Phase 1: Commitment


Audio File (5 minutes)

Listen to David Ellsworth, State Expert Advisor for Ohio, talk about his role and the importance of partnership development for community engagement.

View Transcript » pdf icon[PDF – 103 KB]

Commitment is the first phase of the Inclusive Healthy Communities Model in which you are putting together a community coalition, or a group of community members and partners to work together towards a common goal. The other five phases will build upon what you do in this initial phase.

Within the Commitment Phase, you will

  • Build a community coalition, or enhance an existing one, that will work towards making healthy living easier for people with disabilities where they live, learn, work, play, pray, or receive care;
  • Encourage broader community engagement; and
  • Work on partnership development.

WHY is this phase important?

Businessman making a presentation to his fellow coworkers

Having a set of devoted community members and partners is key to building support and sustainability for your project activities. The group that you put together will work to develop and implement a vision for improving the health and well-being of people with disabilities within your community. You will work with community leaders, disability stakeholders, public health partners, decision-makers, and local stakeholders that are already involved, or you envision being involved, in your disability inclusion efforts.
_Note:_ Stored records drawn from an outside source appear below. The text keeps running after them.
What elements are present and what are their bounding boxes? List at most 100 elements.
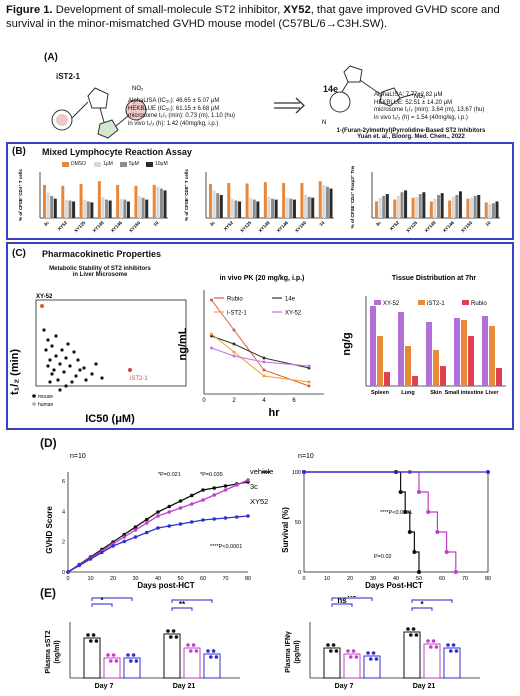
significance-label: ***	[187, 596, 197, 601]
gvhd-point	[246, 478, 250, 482]
bar	[79, 183, 83, 218]
legend-xy52: XY52	[250, 497, 268, 506]
gvhd-point	[201, 498, 205, 502]
dot	[406, 627, 410, 631]
significance-label: ns	[337, 596, 347, 605]
gvhd-y-tick: 0	[62, 570, 65, 576]
gvhd-series-line	[67, 479, 249, 573]
bar	[429, 201, 433, 218]
td-ylabel: ng/g	[341, 332, 353, 355]
td-legend-label: iST2-1	[427, 301, 445, 307]
gvhd-point	[156, 526, 160, 530]
dot	[346, 649, 350, 653]
legend-swatch-dmso	[62, 162, 69, 167]
td-category-label: Spleen	[371, 390, 390, 396]
survival-point	[412, 550, 417, 554]
td-legend-swatch	[374, 300, 381, 305]
pk-legend-label: 14e	[285, 297, 296, 303]
gvhd-x-tick: 80	[245, 576, 251, 582]
gvhd-p1: *P=0.021	[158, 472, 181, 478]
survival-point	[407, 530, 412, 534]
gvhd-point	[88, 557, 93, 561]
bar	[119, 198, 123, 218]
pk-legend-label: i-ST2-1	[227, 311, 247, 317]
bar	[116, 184, 120, 218]
bar	[455, 195, 459, 218]
dot	[409, 633, 413, 637]
dot	[326, 643, 330, 647]
td-bar	[377, 336, 383, 386]
legend-swatch-5um	[120, 162, 127, 167]
survival-point	[302, 470, 306, 474]
category-label: XY125	[73, 220, 86, 233]
bar	[415, 196, 419, 218]
pk-point	[210, 346, 213, 350]
scatter-point	[76, 358, 80, 362]
category-label: XY150	[128, 220, 141, 233]
survival-line	[304, 471, 420, 572]
right-prop-2: microsome t₁/₂ (min): 3.64 (m), 13.67 (h…	[374, 107, 485, 113]
dot-bar	[443, 647, 461, 679]
dot-bar	[83, 637, 101, 679]
pk-point	[307, 364, 311, 368]
dot	[371, 651, 376, 655]
bar	[245, 183, 249, 218]
category-label: 10	[152, 220, 159, 227]
bar	[238, 201, 242, 218]
left-prop-2: microsome t₁/₂ (min): 0.73 (m), 1.10 (hu…	[128, 113, 236, 119]
bar	[138, 195, 142, 218]
bar	[322, 184, 326, 218]
y-axis-label: % of CFSE⁻CD4⁺ Foxp3⁺ Tregs	[350, 166, 355, 228]
survival-x-tick: 30	[370, 576, 376, 582]
dot	[211, 649, 216, 653]
survival-point	[403, 510, 408, 514]
panel-c-label: (C)	[12, 248, 26, 259]
scatter-legend-human: human	[38, 402, 54, 408]
gvhd-point	[223, 484, 228, 488]
gvhd-point	[144, 521, 149, 525]
gvhd-x-tick: 20	[110, 576, 116, 582]
survival-x-tick: 0	[302, 576, 305, 582]
legend-label-dmso: DMSO	[71, 161, 86, 167]
scatter-legend-mouse: mouse	[38, 394, 53, 400]
category-label: XY125	[239, 220, 252, 233]
pk-legend-label: XY-52	[285, 311, 302, 317]
panel-e-label: (E)	[40, 586, 56, 600]
bar	[141, 197, 145, 218]
category-label: XY52	[389, 220, 401, 232]
panel-c-box	[6, 242, 514, 430]
survival-point	[435, 530, 440, 534]
structure-ist2-1: NO₂	[51, 86, 147, 139]
figure-caption: Figure 1. Development of small-molecule …	[6, 3, 514, 31]
bar	[230, 198, 234, 218]
bar	[72, 201, 76, 218]
scatter-point	[70, 380, 74, 384]
td-bar	[384, 372, 390, 386]
bar	[267, 196, 271, 218]
dot	[111, 653, 116, 657]
dot	[194, 649, 199, 653]
scatter-title: Metabolic Stability of ST2 inhibitors in…	[20, 266, 180, 278]
dot	[129, 659, 133, 663]
panel-a-label: (A)	[44, 52, 58, 63]
gvhd-x-tick: 70	[222, 576, 228, 582]
bar	[307, 196, 311, 218]
pk-point	[232, 354, 236, 358]
scatter-point	[84, 378, 88, 382]
dot	[329, 649, 333, 653]
bar	[451, 196, 455, 218]
survival-point	[417, 490, 421, 494]
scatter-point	[46, 338, 50, 342]
category-label: XY146	[110, 220, 123, 233]
bar	[97, 181, 101, 218]
mlr-chart-cd8: % of CFSE⁻CD8⁺ T cells 3c XY52 XY125 XY148 XY…	[184, 169, 334, 233]
bar	[477, 195, 481, 218]
dot	[171, 629, 176, 633]
survival-xlabel: Days Post-HCT	[365, 581, 423, 590]
bar	[404, 190, 408, 218]
bar	[68, 200, 72, 218]
scatter-point	[48, 380, 52, 384]
bar	[300, 183, 304, 218]
gvhd-n: n=10	[70, 453, 86, 460]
WHAT activities take place during this phase?

  1. Determine which individuals and organizations to involve in your disability inclusion efforts. Identify a Community Coach that will lead the community coalition and work with you and your partners to implement the Inclusive Healthy Communities Model. It is best if the coaches represent local public health and disability organizations.
  2. Create your community coalition and make sure that it includes a set of members from a variety of sectors in the community (e.g., school, work site, health care). Community coalitions typically consist of 10-15 people; it is recommended that at least 20% of coalition members be people with disabilities.
  3. With input from the community coalition members, develop a shared vision, mission, and charter as a basis for informing your disability inclusion strategies. It is recommended that:
    • The vision statement focuses on the future and what the coalition wants to ultimately achieve.
    • The mission statement focuses on the present and what the coalition does to achieve its goals.
    • The charter statement be used to outline the goals, objectives and principles of the coalition. Focused objectives are  S.M.A.R.T, (specific, measurable, achievable, relevant, and time-bound).

WHO needs to be involved in the community coalition?

Audio File (4 minutes)

Listen to David Ellsworth, State Expert Advisor for Ohio, provide tips for how to include people with disabilities in Community Coalitions.

View Transcript » pdf icon[PDF – 91 KB]
Icon: People

Consider including representatives from multiple sectors within your community, such as public health, city planning, transportation, parks and recreation, school, businesses, health care, public works, media, and elected officials. It is recommended that at least 20% of the coalition members be people with disabilities.

Ask yourself: “Is everyone at the table who needs to be at the table?” 

How much TIME does this phase take?

Calendar and clock icon

If you are establishing a community coalition for the first time, this process can take 2–4 months. If enhancing an existing coalition, it could take less time, approximately 1–2 months. Once your coalition is established, you may need to revisit the coalition’s membership on a regular basis to make sure that new partners are added based on group composition and the evolving focus of your disability inclusion efforts.

What does SUCCESS look like?

Man in wheelchair with family outside

A successful community coalition may have the following characteristics:

  • Shared disability inclusion vision and mission;
  • Understanding of member roles, expectations, and terms of service (if any), which is normally outlined in the charter;
  • Members who can collaborate, motivate, and communicate a common vision and mission;
  • Collective focus on achieving inclusive policy, systems, and environmental (PSE) improvements; and
  • Willingness to work together across the entire project period.